• Gold stop-run below $1920 extends miner consolidation

    28 Sep 2020 | Gold News

Gold stop-run below $1920 extends miner consolidation

 

Unprecedented global stimulus measures, negative real rates, and a weakening dollar pushed gold futures to a record high of $2,089 per ounce in early August. After printing a quarterly basis close above $1800 for the first time in its history in Q2 2020, the safe-haven metal blew past the former all-time high of $1920 seen back in 2011.

 

With congress arguing over the terms of the next stimulus package, coupled with a strong bounce in the U.S. dollar, weak-handed long liquidation is being featured this week in global equities, along with the gold complex.

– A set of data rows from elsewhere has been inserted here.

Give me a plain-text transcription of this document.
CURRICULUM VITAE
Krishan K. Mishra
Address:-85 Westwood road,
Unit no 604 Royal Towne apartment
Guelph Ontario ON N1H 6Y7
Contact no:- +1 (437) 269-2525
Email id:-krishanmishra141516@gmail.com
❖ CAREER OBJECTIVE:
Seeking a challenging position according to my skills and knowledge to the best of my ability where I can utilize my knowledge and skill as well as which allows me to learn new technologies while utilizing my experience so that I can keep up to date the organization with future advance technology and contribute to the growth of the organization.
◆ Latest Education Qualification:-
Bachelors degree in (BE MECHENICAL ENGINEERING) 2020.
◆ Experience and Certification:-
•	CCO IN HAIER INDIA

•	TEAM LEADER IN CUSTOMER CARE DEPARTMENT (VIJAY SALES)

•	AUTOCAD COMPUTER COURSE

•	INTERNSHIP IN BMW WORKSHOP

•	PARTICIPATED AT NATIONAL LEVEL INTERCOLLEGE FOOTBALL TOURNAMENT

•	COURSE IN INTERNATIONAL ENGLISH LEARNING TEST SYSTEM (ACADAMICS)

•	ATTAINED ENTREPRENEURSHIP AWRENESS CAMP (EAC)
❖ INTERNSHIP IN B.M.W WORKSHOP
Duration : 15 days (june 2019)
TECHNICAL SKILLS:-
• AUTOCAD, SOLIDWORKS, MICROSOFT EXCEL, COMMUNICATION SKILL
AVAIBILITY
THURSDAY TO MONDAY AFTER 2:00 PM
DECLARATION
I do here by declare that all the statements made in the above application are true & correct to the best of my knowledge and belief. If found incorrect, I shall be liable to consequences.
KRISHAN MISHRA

Earlier this week, December Gold broke down from an 8-week consolidation pattern below the former all-time high at $1920, then we quickly experienced a stop-run down to the $1850 level into Wednesday night in overseas trade.

 

Nevertheless, technically, the short-term implications for the gold complex are a bit cloudier. December Gold will need to hold the $1865 level on a Comex closing basis this week or we could see the much stronger $1750-$1800 region come into play. Gold futures basis $1800 has technically become a critical support level, being an area where we have seen plenty of resistance going back to the 2008 gold bull.

 

The 200-day moving average in December Gold is starting to reach towards the $1750 level as well, so that might tie in quite nicely for a more sustainable bounce along with increasing interest by the longer-term “buy-and-hold” investor.

 

With plenty of uncertainty on tap heading into the U.S. election on November 3rd, we cannot rule out this possibility. I expect the biggest possible catalyst for gold testing this lower region would be margin-call selling in equities along with heavy U.S. dollar inflows during “crash season.”

 

What we are experiencing in the gold space is an extended consolidation after a period of exceptional price strength. This is to be expected and very healthy with respect to Phase Two of a sustainable rising secular gold bull market that began in late 2015.

 

The gold bull will do everything in its power to shake off as many riders as possible. Since we are now in a buy and hold bull market in the mining sector for the first time in nearly a decade, maintaining core positions while trimming profits after over-sized gains is strongly recommended in the long-term.